From infancy we think and we work. It's all we really do. It's how we're made. That's what life is about. The 'how' of thinking and working is a reflection of our natures together with the cumulative effect of experiences. I suspect that how we learn from our experiences is coloured by our innate nature. Which is why I'm beginning to think that nature is more dominant in the nature/nurture debate.
Some of us like to 'think' more than 'work'. I'm an ideas person and I like to sit around dreaming up work for others. It's what I'm good at. But I'm good at working too, and what's more, I see my 'thinking' as 'working'.
I suspect that extensive knowledge has much less to do than the way in which we are educated, and more to do with an innate thirst for knowledge and understanding, which will lead us to quest after education in the first place. Not all people are born with this thirst. I suspect that small children with this need are probably known for their inquisitiveness and/or attentiveness as small children...
The way I see it, what many people call their ability to 'think' - especially in respect to common sense and common knowledge - is probably actually more accurately termed the ability to 'reflect': this is something I find undeveloped in many people.

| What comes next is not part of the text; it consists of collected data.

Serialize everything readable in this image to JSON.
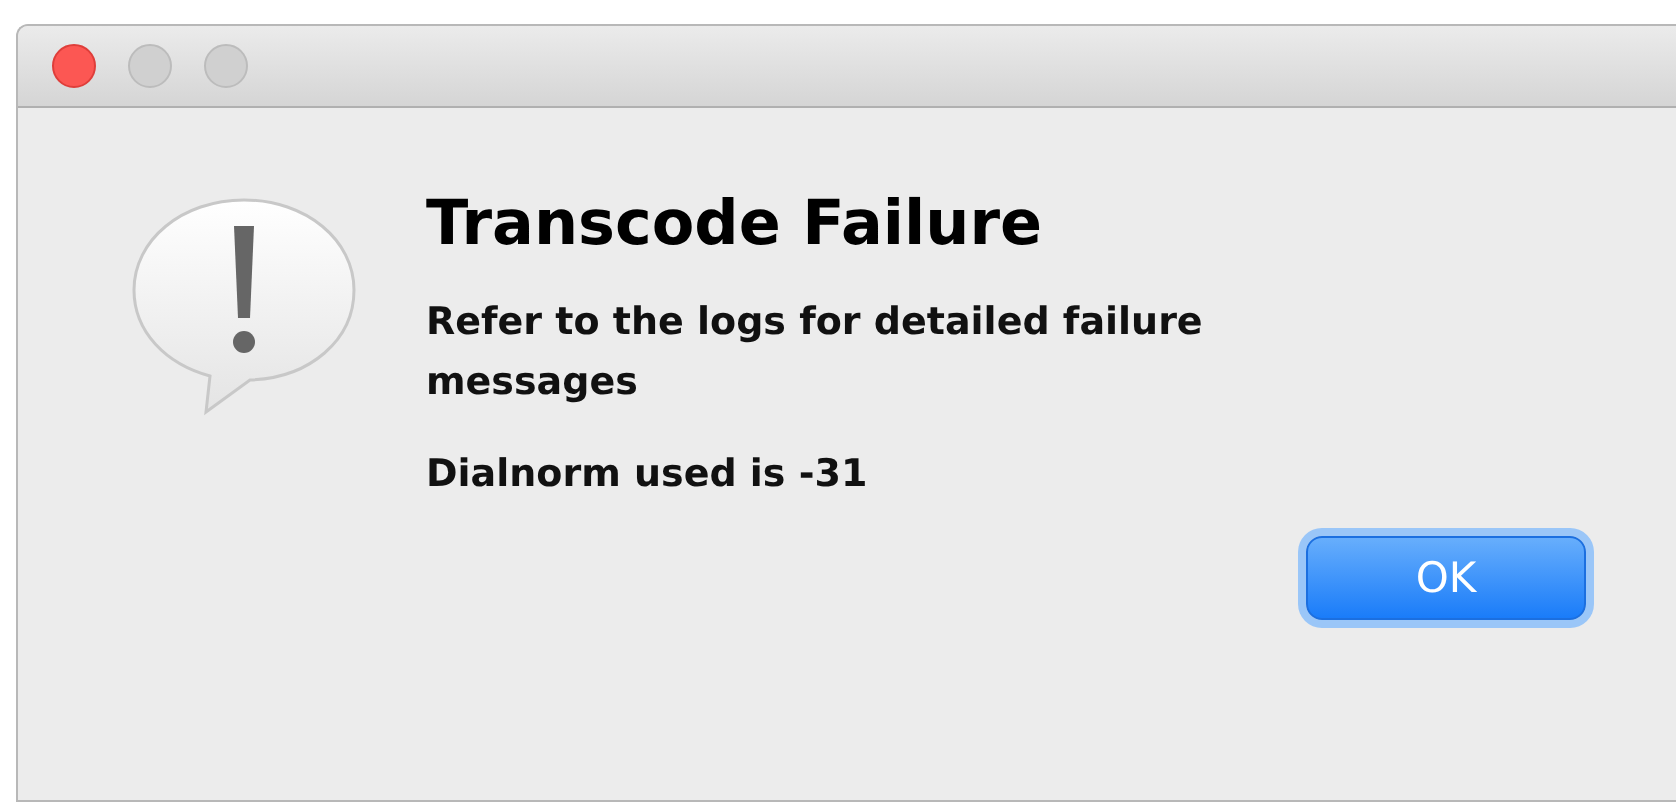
{
  "window": {
    "traffic_lights": [
      {
        "kind": "close",
        "active": true
      },
      {
        "kind": "minimize",
        "active": false
      },
      {
        "kind": "zoom",
        "active": false
      }
    ]
  },
  "alert": {
    "title": "Transcode Failure",
    "messages": [
      "Refer to the logs for detailed failure messages",
      "Dialnorm used is -31"
    ]
  },
  "buttons": [
    {
      "label": "OK",
      "default": true
    }
  ]
}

It's not surprising. Evaluating - a closely related concept - is something we are not really encouraged to develop as children. We are taught to rely on experts. We're not encouraged to test our own theories of life, the universe and everything. That would make schools just about redundant!

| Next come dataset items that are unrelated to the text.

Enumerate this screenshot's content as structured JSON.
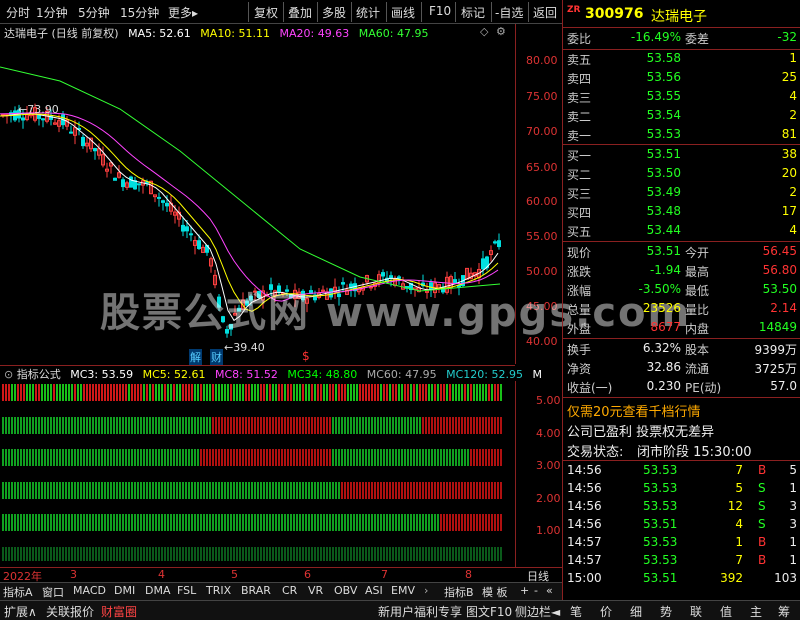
{
  "toolbar": {
    "items": [
      "分时",
      "1分钟",
      "5分钟",
      "15分钟",
      "更多",
      "复权",
      "叠加",
      "多股",
      "统计",
      "画线",
      "F10",
      "标记",
      "-自选",
      "返回"
    ]
  },
  "chart": {
    "title": "达瑞电子 (日线 前复权)",
    "ma": [
      {
        "label": "MA5: 52.61",
        "color": "#ffffff"
      },
      {
        "label": "MA10: 51.11",
        "color": "#ffff00"
      },
      {
        "label": "MA20: 49.63",
        "color": "#ff44ff"
      },
      {
        "label": "MA60: 47.95",
        "color": "#33ff33"
      }
    ],
    "y_ticks": [
      "80.00",
      "75.00",
      "70.00",
      "65.00",
      "60.00",
      "55.00",
      "50.00",
      "45.00",
      "40.00"
    ],
    "high_annot": "73.90",
    "low_annot": "39.40",
    "jie": "解",
    "cai": "财",
    "dollar": "$"
  },
  "indicator": {
    "title": "指标公式",
    "labels": [
      {
        "t": "MC3: 53.59",
        "c": "#ffffff"
      },
      {
        "t": "MC5: 52.61",
        "c": "#ffff00"
      },
      {
        "t": "MC8: 51.52",
        "c": "#ff44ff"
      },
      {
        "t": "MC34: 48.80",
        "c": "#00ff00"
      },
      {
        "t": "MC60: 47.95",
        "c": "#aaaaaa"
      },
      {
        "t": "MC120: 52.95",
        "c": "#22cccc"
      },
      {
        "t": "M",
        "c": "#ffffff"
      }
    ],
    "y_ticks": [
      "5.00",
      "4.00",
      "3.00",
      "2.00",
      "1.00"
    ]
  },
  "dates": [
    "2022年",
    "3",
    "4",
    "5",
    "6",
    "7",
    "8"
  ],
  "date_right": "日线",
  "ind_tabs": [
    "指标A",
    "窗口",
    "MACD",
    "DMI",
    "DMA",
    "FSL",
    "TRIX",
    "BRAR",
    "CR",
    "VR",
    "OBV",
    "ASI",
    "EMV",
    "指标B",
    "模 板"
  ],
  "bottom_left": [
    "扩展∧",
    "关联报价",
    "财富圈"
  ],
  "bottom_right": [
    "新用户福利专享",
    "图文F10",
    "侧边栏"
  ],
  "quote": {
    "zr": "ZR",
    "code": "300976",
    "name": "达瑞电子",
    "weibi_label": "委比",
    "weibi": "-16.49%",
    "weicha_label": "委差",
    "weicha": "-32",
    "sells": [
      {
        "l": "卖五",
        "p": "53.58",
        "v": "1"
      },
      {
        "l": "卖四",
        "p": "53.56",
        "v": "25"
      },
      {
        "l": "卖三",
        "p": "53.55",
        "v": "4"
      },
      {
        "l": "卖二",
        "p": "53.54",
        "v": "2"
      },
      {
        "l": "卖一",
        "p": "53.53",
        "v": "81"
      }
    ],
    "buys": [
      {
        "l": "买一",
        "p": "53.51",
        "v": "38"
      },
      {
        "l": "买二",
        "p": "53.50",
        "v": "20"
      },
      {
        "l": "买三",
        "p": "53.49",
        "v": "2"
      },
      {
        "l": "买四",
        "p": "53.48",
        "v": "17"
      },
      {
        "l": "买五",
        "p": "53.44",
        "v": "4"
      }
    ],
    "stats": [
      {
        "l1": "现价",
        "v1": "53.51",
        "c1": "green",
        "l2": "今开",
        "v2": "56.45",
        "c2": "red"
      },
      {
        "l1": "涨跌",
        "v1": "-1.94",
        "c1": "green",
        "l2": "最高",
        "v2": "56.80",
        "c2": "red"
      },
      {
        "l1": "涨幅",
        "v1": "-3.50%",
        "c1": "green",
        "l2": "最低",
        "v2": "53.50",
        "c2": "green"
      },
      {
        "l1": "总量",
        "v1": "23526",
        "c1": "yellow",
        "l2": "量比",
        "v2": "2.14",
        "c2": "red"
      },
      {
        "l1": "外盘",
        "v1": "8677",
        "c1": "red",
        "l2": "内盘",
        "v2": "14849",
        "c2": "green"
      }
    ],
    "stats2": [
      {
        "l1": "换手",
        "v1": "6.32%",
        "l2": "股本",
        "v2": "9399万"
      },
      {
        "l1": "净资",
        "v1": "32.86",
        "l2": "流通",
        "v2": "3725万"
      },
      {
        "l1": "收益(一)",
        "v1": "0.230",
        "l2": "PE(动)",
        "v2": "57.0"
      }
    ],
    "promo": "仅需20元查看千档行情",
    "company": "公司已盈利 投票权无差异",
    "status_label": "交易状态:",
    "status": "闭市阶段 15:30:00",
    "ticks": [
      {
        "t": "14:56",
        "p": "53.53",
        "v": "7",
        "d": "B",
        "n": "5",
        "pc": "green",
        "dc": "red"
      },
      {
        "t": "14:56",
        "p": "53.53",
        "v": "5",
        "d": "S",
        "n": "1",
        "pc": "green",
        "dc": "green"
      },
      {
        "t": "14:56",
        "p": "53.53",
        "v": "12",
        "d": "S",
        "n": "3",
        "pc": "green",
        "dc": "green"
      },
      {
        "t": "14:56",
        "p": "53.51",
        "v": "4",
        "d": "S",
        "n": "3",
        "pc": "green",
        "dc": "green"
      },
      {
        "t": "14:57",
        "p": "53.53",
        "v": "1",
        "d": "B",
        "n": "1",
        "pc": "green",
        "dc": "red"
      },
      {
        "t": "14:57",
        "p": "53.53",
        "v": "7",
        "d": "B",
        "n": "1",
        "pc": "green",
        "dc": "red"
      },
      {
        "t": "15:00",
        "p": "53.51",
        "v": "392",
        "d": "",
        "n": "103",
        "pc": "green",
        "dc": "red"
      }
    ]
  },
  "nav": [
    "笔",
    "价",
    "细",
    "势",
    "联",
    "值",
    "主",
    "筹"
  ],
  "watermark": "股票公式网  www.gpgs.com"
}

The more schools try to get close to a curriculum that encourages children to reflect, evaluate, and test their theories, the harder it is to determine if education, en masse, is effective. Societal need to measure the educational progress of children dumbs down the whole school system. Progressive curricula are replaced by 'back to basics' teaching methods. For some reason, it's not possible to do both at once... in a school setting, anyway. It's dead easy if children are allowed to learn in a natural environment such as the home, surrounded by a community with it's immensely rich array of working folk, all of them thinking and doing everyday!